Le double planning poker

J’ai longtemps mal compris le rôle du planning poker, aujourd’hui je vous propose une vision un peu novatrice de son utilisation : le double planning poker!

Planning poker

L’intérêt du planning poker est normalement de trouver la vélocité de chaque user story du backlog produit. L’équipe SCRUM au complet se réunit et passe en revue l’ensemble des user stories pour être sûr que tout le monde est d’accord sur la difficulté de la tâche à réaliser. Généralement l’ensemble des participants possèdent un certain nombre de cartes, toutes ayant un numéro correspondant à la suite de Fibonacci (0, 1, 2, 3, 5, 8, 13, 20, 40, 100)1. Une fois la fonctionnalité expliquée, chaque participant estime l’effort nécessaire à l’équipe pour produire cette fonctionnalité. C’est un effort relatif : ce chiffre n’a pas d’unité et n’a de sens qu’en comparaison avec d’autres fonctionnalités2.

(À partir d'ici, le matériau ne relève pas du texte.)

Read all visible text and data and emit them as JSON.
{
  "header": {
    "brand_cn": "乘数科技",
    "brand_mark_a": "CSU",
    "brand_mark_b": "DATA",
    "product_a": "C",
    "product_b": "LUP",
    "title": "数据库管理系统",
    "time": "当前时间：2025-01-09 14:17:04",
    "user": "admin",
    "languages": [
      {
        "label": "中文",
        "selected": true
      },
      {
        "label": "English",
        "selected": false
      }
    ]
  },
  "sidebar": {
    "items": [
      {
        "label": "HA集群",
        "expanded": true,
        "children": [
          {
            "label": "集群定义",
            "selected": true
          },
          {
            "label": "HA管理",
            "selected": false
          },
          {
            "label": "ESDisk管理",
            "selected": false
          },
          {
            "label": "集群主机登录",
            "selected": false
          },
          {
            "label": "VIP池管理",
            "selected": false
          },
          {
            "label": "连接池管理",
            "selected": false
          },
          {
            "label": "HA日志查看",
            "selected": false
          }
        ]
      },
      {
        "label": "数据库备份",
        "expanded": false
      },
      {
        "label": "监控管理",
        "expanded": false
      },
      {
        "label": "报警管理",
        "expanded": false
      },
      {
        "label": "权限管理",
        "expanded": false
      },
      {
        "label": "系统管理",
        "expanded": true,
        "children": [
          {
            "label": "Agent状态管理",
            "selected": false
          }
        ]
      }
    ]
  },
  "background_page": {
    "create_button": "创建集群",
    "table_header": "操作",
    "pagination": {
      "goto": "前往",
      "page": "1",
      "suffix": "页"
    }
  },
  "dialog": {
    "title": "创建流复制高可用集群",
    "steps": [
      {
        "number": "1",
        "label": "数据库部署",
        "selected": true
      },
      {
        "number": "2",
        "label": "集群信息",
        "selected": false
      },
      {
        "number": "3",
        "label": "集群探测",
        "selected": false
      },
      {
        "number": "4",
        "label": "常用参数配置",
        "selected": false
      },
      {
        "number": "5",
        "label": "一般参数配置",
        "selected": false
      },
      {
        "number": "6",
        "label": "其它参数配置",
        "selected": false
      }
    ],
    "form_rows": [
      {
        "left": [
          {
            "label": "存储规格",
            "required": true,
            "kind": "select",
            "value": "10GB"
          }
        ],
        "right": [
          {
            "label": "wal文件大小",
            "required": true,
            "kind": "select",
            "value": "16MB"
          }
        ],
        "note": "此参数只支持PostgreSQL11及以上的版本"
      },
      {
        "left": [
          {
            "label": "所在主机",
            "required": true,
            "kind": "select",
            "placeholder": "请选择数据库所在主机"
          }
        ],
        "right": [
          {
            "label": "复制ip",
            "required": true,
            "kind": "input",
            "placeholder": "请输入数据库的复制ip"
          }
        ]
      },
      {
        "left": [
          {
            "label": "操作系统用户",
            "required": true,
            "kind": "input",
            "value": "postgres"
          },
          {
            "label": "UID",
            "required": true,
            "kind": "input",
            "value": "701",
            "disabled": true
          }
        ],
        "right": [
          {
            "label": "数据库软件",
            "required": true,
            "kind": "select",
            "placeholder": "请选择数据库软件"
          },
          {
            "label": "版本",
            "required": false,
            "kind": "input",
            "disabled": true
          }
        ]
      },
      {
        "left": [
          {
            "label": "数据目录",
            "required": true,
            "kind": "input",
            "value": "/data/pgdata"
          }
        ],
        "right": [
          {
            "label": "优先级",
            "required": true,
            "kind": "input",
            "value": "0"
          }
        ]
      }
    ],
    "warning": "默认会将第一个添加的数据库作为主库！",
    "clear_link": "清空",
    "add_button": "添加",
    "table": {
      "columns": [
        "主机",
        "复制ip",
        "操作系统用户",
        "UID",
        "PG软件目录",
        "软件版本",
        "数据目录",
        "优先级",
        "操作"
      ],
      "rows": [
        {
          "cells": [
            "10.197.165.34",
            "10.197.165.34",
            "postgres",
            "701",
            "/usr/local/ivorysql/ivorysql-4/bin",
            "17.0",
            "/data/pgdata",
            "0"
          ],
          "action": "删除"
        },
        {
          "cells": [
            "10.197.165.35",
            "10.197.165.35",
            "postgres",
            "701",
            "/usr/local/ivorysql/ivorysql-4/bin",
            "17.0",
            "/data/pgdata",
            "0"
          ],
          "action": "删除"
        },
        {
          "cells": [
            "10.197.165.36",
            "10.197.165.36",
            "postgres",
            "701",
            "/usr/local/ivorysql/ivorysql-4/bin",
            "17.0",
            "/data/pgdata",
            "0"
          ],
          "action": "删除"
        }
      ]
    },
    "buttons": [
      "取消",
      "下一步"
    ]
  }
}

Maintenant je donne l’idée d’une deuxième utilisation possible du planning poker. Facilitons la prise de décision parfois difficile coté client et évitons le changement en excès. Le planning poker devient un outil pour prioriser les fonctionnalités du backlog produit. Equipés d’un jeu de cartes pour le planning poker, le product owner et le client se réunissent autour d’une table et reprennent l’ensemble des user story du backlog produit. Ils cherchent à définir l’ordre de priorité des fonctionnalités. C’est très utile quand le client a du mal à spécifier son besoin et/ou que les premiers sprints sont soumis à trop de changements. Si ça gène la vélocité moyenne de l’équipe de développement (changement architecturaux, changement techniques, etc..) alors il faut freiner l’élan du client. Attention je ne dis pas qu’il faut fixer le besoin ! Mais ça permet à l’équipe de développement d’avancer et surtout au product owner d’avoir une meilleure « Vision Produit ». Je pense que l’utilisation de cette méthode est intéressante avec des clients qui ne connaissent pas bien les concepts agiles.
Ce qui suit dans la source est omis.